Stephen: I WOULD TOTALLY COME THICK AND FAST WITH TINA FEY
Brendan: There you go.
Stephen: BOYOYOYNG

I am not a fast reader

Time it took me to read A Deepness in the Sky: about a year.

Time it took me to realize that the plot is an endorsement of free-market capitalism to an almost Randian degree (minus the class issues): about six months more.

Time it took me to grasp that the localizers in the book are a pretty clear metaphor for the actors in an idealized anarcho-capitalist society: eight months after that.

At this rate, I should be really catching on to some of the subtler symbolism ten years after I’m dead.

Sumana, you should probably stop reading here

What you have to understand about the Burger King Loaded Steakburger is that I had no choice in the matter. The moment I spied it billboardwise, during the long drive west, I was gripped by the same potent mixture of revulsion and lust that came upon me once in college, when Jon and I first saw the commercial for the Bacon Club Chalupa.

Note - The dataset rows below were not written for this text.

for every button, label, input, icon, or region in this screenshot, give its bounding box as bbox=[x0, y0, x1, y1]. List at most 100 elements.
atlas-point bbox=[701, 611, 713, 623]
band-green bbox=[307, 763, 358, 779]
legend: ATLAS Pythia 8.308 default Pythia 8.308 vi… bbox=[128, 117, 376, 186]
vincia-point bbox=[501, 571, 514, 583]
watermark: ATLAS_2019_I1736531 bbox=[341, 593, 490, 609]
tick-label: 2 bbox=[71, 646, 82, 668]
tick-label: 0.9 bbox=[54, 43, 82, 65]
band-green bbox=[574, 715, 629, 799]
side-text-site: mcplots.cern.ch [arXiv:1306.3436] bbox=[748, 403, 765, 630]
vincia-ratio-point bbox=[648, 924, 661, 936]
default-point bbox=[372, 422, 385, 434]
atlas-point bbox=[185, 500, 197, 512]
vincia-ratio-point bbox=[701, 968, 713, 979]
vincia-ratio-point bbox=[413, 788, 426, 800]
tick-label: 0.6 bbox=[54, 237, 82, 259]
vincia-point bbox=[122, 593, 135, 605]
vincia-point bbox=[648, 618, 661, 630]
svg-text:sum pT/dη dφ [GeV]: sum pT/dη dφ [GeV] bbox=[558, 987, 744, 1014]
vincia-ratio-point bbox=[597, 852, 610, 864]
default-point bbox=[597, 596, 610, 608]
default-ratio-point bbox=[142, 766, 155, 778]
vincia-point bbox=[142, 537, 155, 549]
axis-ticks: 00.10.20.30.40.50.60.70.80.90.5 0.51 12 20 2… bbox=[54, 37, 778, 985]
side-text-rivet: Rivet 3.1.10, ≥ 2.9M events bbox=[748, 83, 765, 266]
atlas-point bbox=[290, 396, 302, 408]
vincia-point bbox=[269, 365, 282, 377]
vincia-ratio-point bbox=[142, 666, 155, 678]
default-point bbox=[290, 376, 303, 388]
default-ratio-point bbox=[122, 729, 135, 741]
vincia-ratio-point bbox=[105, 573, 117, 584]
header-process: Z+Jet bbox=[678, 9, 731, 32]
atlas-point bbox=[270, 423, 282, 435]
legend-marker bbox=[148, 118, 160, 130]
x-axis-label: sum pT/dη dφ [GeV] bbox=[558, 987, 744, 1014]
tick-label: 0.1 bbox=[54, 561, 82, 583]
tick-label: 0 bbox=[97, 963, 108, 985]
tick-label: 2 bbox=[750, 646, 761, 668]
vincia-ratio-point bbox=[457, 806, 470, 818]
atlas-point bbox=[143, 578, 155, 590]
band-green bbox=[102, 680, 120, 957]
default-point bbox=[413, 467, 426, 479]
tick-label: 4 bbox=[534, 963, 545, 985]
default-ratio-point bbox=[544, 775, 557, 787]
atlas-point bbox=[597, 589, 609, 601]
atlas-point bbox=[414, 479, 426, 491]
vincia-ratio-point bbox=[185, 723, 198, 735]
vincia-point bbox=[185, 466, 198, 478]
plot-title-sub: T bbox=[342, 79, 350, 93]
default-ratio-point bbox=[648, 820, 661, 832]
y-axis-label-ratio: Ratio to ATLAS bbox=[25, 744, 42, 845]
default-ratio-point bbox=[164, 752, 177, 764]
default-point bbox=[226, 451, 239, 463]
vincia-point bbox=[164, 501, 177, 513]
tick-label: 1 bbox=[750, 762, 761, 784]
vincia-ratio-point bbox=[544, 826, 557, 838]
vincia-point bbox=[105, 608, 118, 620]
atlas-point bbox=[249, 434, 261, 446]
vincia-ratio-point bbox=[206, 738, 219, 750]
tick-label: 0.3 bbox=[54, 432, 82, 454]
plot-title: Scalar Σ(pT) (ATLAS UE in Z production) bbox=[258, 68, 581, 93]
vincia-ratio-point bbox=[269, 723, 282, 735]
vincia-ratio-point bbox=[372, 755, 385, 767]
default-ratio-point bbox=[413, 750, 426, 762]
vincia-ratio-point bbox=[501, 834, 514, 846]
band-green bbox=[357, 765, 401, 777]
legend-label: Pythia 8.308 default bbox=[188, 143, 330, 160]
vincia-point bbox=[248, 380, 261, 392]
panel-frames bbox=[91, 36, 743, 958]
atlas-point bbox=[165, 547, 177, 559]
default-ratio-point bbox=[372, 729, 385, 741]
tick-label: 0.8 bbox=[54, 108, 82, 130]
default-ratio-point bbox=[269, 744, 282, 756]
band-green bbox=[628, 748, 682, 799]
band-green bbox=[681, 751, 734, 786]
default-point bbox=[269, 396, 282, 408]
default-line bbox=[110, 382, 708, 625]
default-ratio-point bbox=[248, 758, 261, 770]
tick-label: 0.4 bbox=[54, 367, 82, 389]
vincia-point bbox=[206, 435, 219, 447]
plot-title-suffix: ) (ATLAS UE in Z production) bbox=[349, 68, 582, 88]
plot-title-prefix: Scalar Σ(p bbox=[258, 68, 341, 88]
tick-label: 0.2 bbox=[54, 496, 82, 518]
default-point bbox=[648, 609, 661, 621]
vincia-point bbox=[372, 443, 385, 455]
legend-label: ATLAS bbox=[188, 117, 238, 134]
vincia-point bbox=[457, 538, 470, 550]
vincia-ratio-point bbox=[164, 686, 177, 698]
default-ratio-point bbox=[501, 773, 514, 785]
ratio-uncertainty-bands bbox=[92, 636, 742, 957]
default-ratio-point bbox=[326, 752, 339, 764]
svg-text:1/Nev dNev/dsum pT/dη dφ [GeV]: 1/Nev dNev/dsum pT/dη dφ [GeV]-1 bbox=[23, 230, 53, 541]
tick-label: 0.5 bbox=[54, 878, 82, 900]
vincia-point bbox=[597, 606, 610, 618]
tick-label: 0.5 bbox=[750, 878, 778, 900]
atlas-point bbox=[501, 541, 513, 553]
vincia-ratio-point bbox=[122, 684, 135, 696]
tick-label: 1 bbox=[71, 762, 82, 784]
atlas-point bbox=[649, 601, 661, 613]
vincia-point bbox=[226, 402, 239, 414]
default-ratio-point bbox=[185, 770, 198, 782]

We turned to each other, then, eyes wide and desperate, like two men drowning who each believe the other can swim.

Neither could.

So it was only a matter of time before I ran out of excuses for not planting this particular meatbomb in my face. Leaving the drive-thru not ten minutes ago, I left steering to my nervous left hand while my right fumbled through wrappers. The first thing I saw was the edge of the patty, protruding a full inch beyond the hapless bun like a beckoning pseudopod; the second was the utter absence of traditional dressing. There is no pickle here, no tomato. The bastards have delivered a sullen daub of gray potato and onion shards instead, and they have somehow transmuted lettuce to bacon. The rites involved are none I care to imagine.

The sandwich is not good. I stress this even in the full knowledge that it will accomplish nothing; those who weren’t going to eat it won’t, and the rest of you will have no more agency than I did. But like any Lovecraftian narrator, I am bound to commit these desperate words by sheer force of narrative. I must write of its taste, like barbecue Spam fried in motor oil. I must write of its texture, which is also like barbecue Spam fried in motor oil. I must tell you how it sits in my stomach e’en now, heavily roiled, plotting its course downward with the slow cunning of a brain-damaged tiger on spelunk.

Taco Bell recently reintroduced the Bacon Club Chalupa. Should I even have time to post this missive, I cannot imagine that I will outlive it long. The end is near. I hear a noise at the door, as of some crispy flatbread, sliding deep-fried fingers up to caress the latch.